Ci trattano come oggetti sessuali. Aiuto! Ci riducono a mero corpo. Barbaro fato! Chirurgia estetica: lungi da me s’en vada! Pornografia: occultatemi quel seno… Prostituzione: sposa son disprezzata! [Mi pare che Sissa punti a scollare con forza il concetto di emancipazione e de-moralizzazione della società da quello di consapevolezza (educazione alla sessualità, matrimonio come scelta e non come dogma culturale, accesso ad un’autonomia economica) e coscienza di sè, sarà così che si diventa complici del neoliberalismo? Non è una novità, una persona col CV di Sissa dovrebbe saperlo.]

Il corpo sexy, volutamente e studiatamente erotizzato, insomma, non è più il segno o l’effetto collaterale di frivolezza e incompetenza. Anzi! [No, ma neanche di consapevolezza politica e sociale. Mai sentito parlare, Sissa, per esempio, di “emancipazione negativa”? Se ne parla da molto eh, in tanti libretti che si occupano di questioni di genere. Può cercare nelle biblioteche di UCLA o del CNRS di Parigi, dove lavora, siamo sicuri che qualcosina c’è.]
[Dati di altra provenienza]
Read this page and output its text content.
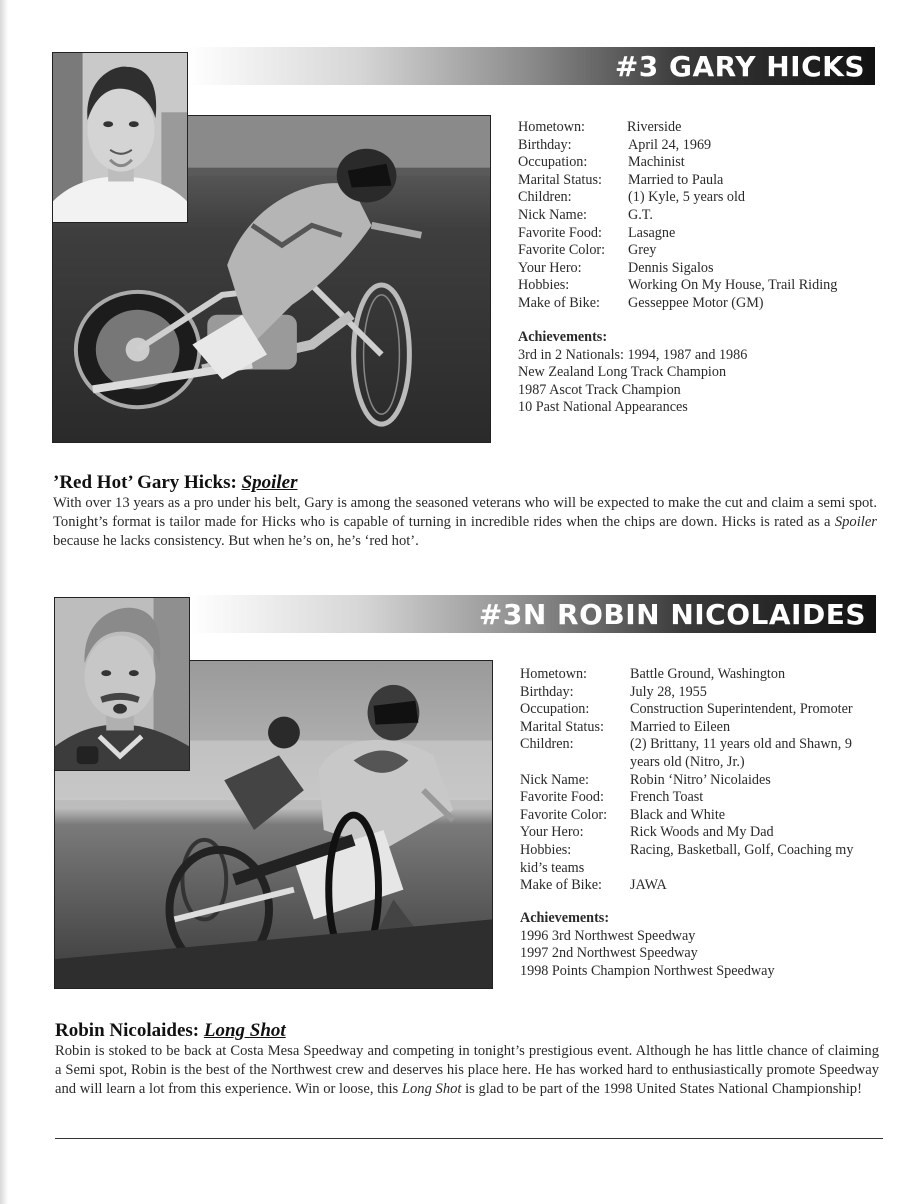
#3 GARY HICKS
Hometown:	Riverside
Birthday:	April 24, 1969
Occupation:	Machinist
Marital Status:	Married to Paula
Children:	(1) Kyle, 5 years old
Nick Name:	G.T.
Favorite Food:	Lasagne
Favorite Color:	Grey
Your Hero:	Dennis Sigalos
Hobbies:	Working On My House, Trail Riding
Make of Bike:	Gesseppee Motor (GM)
Achievements:
3rd in 2 Nationals: 1994, 1987 and 1986
New Zealand Long Track Champion
1987 Ascot Track Champion
10 Past National Appearances
’Red Hot’ Gary Hicks: Spoiler
With over 13 years as a pro under his belt, Gary is among the seasoned veterans who will be expected to make the cut and claim a semi spot. Tonight’s format is tailor made for Hicks who is capable of turning in incredible rides when the chips are down. Hicks is rated as a Spoiler because he lacks consistency. But when he’s on, he’s ‘red hot’.
#3N ROBIN NICOLAIDES
Hometown:	Battle Ground, Washington
Birthday:	July 28, 1955
Occupation:	Construction Superintendent, Promoter
Marital Status:	Married to Eileen
Children:	(2) Brittany, 11 years old and Shawn, 9 years old (Nitro, Jr.)
Nick Name:	Robin ‘Nitro’ Nicolaides
Favorite Food:	French Toast
Favorite Color:	Black and White
Your Hero:	Rick Woods and My Dad
Hobbies:	Racing, Basketball, Golf, Coaching my
kid’s teams
Make of Bike:	JAWA
Achievements:
1996 3rd Northwest Speedway
1997 2nd Northwest Speedway
1998 Points Champion Northwest Speedway
Robin Nicolaides: Long Shot
Robin is stoked to be back at Costa Mesa Speedway and competing in tonight’s prestigious event. Although he has little chance of claiming a Semi spot, Robin is the best of the Northwest crew and deserves his place here. He has worked hard to enthusiastically promote Speedway and will learn a lot from this experience. Win or loose, this Long Shot is glad to be part of the 1998 United States National Championship!
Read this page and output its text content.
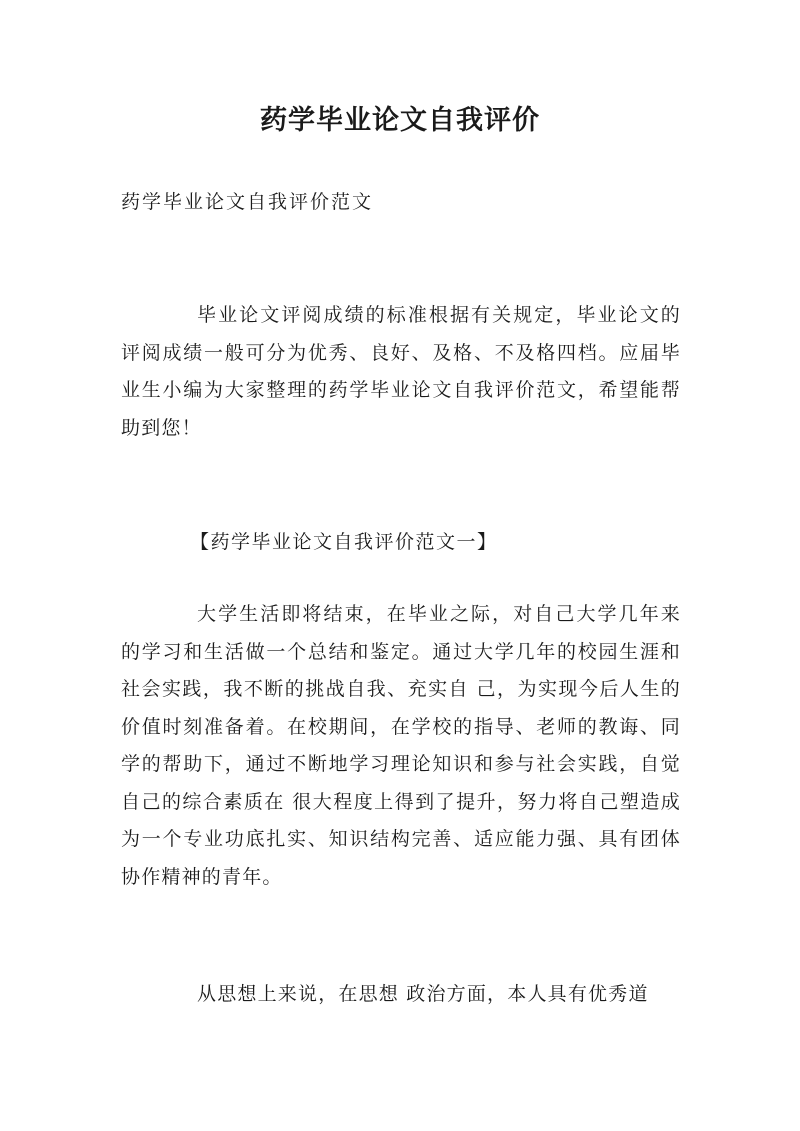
药学毕业论文自我评价
药学毕业论文自我评价范文

毕业论文评阅成绩的标准根据有关规定，毕业论文的评阅成绩一般可分为优秀、良好、及格、不及格四档。应届毕业生小编为大家整理的药学毕业论文自我评价范文，希望能帮助到您！

【药学毕业论文自我评价范文一】

大学生活即将结束，在毕业之际，对自己大学几年来的学习和生活做一个总结和鉴定。通过大学几年的校园生涯和社会实践，我不断的挑战自我、充实自 己，为实现今后人生的价值时刻准备着。在校期间，在学校的指导、老师的教诲、同学的帮助下，通过不断地学习理论知识和参与社会实践，自觉自己的综合素质在 很大程度上得到了提升，努力将自己塑造成为一个专业功底扎实、知识结构完善、适应能力强、具有团体协作精神的青年。

从思想上来说，在思想 政治方面，本人具有优秀道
I diritti si conquistano e si possono sempre perdere [ah, ecco], come vediamo nelle battaglie americane contro l’aborto [ma perchè in quelle italiane no? Sono passati 40 anni e stiamo ancora a difendere la 194 ogni tre per due, ma dove vive Sissa? Ah già, a Los Angeles, ecco.] Stiamo all’erta, quindi su questo terreno [soprattutto tu da laggiù]. La perfettibilità delle relazioni sociali tra i sessi [“perfettibilità”, dice, ci viene solo da citare il rapporto Eures sulle vittime di femminicidio in Italia, nel 2013 sono state 179. Ma continuiamo a parlare di Birkenstock, dai], però, non deve farci dimenticare la plasticità dell’erotismo [SARA: giuro non me la dimentico… mo’ me lo segno, come diceva Troisi. LORENZO: a me frasi del genere farebbero domandare a Sissa: e com’è fatto un erotismo non plastico? Così, tanto per capire con quale ingegno si mettono insieme sostantivi e aggettivi. Sempre di moda la vànvera, eh?]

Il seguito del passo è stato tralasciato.